The call came after the delay in implementing the promised moratorium on the conversion of natural forests and peatland areas, following a carbon-offset agreement with Norway.
“The moratorium should be the time to restructure our forest policy,” Alliance of Archipelagic Indigenous People (AMAN) secretary-general Abdon Nababan said.
He added that the moratorium offered an opportunity to resolve long-standing forest problems regarding tenure rights, forest boundaries and overlapping permits, in order to reduce forestry conflicts.
“Good businesspeople would benefit because it would provide legal certainty once the moratorium was implemented,” he said.

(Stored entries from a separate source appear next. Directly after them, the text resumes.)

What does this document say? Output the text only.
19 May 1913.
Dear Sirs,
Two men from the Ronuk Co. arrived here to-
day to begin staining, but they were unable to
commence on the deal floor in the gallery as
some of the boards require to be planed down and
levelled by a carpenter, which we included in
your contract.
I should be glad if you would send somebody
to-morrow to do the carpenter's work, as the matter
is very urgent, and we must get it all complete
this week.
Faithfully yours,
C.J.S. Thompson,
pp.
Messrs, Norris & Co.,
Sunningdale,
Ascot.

NGOs said the break would give the government, businesses and the forest communities time regroup and start managing forests with a clean slate.
The joint call came from groups such as the Indonesian Environmental Forum (Walhi), Greenpeace, the Civil Society Forum on Climate Change (CSF), the Association for Community and Ecology-Based Law Reform (Huma) and Sawit Watch.
They called on the government to shift focus from the monetary incentive offered by Norway, which had pledged US$1 billion for the moratorium.
“The forest moratorium should not be about Norwegian money. It should aim to fix forest management for the sake of Indonesia,” said Georgio Indarto of the CSF.
The moratorium remained in limbo because of an absence of legal basis. President Susilo Bambang Yudhoyono was expected to issue a presidential instruction to legalize the moratorium.
Currently, there are three drafts of presidential instructions proposed by the Forestry Ministry and the presidential taskforce on reducing emissions from deforestation and forest degradation (REDD).
The ministry says the moratorium should only apply to primary forests and peatlands, while the taskforce wants to stop the issuing of new licenses for all natural forests — both primary and secondary — and peatlands as stipulated under letter of intent between Indonesia and Norway.
“There would be no changes if the moratorium would only be for primary forests. Even without the moratorium, primary forests have been declared as protected areas,” said Bernadinus Steni, the program coordinator for climate change and REDD at Huma.
He warned that the delay would tarnish the government’s image in the international arena on climate change affairs.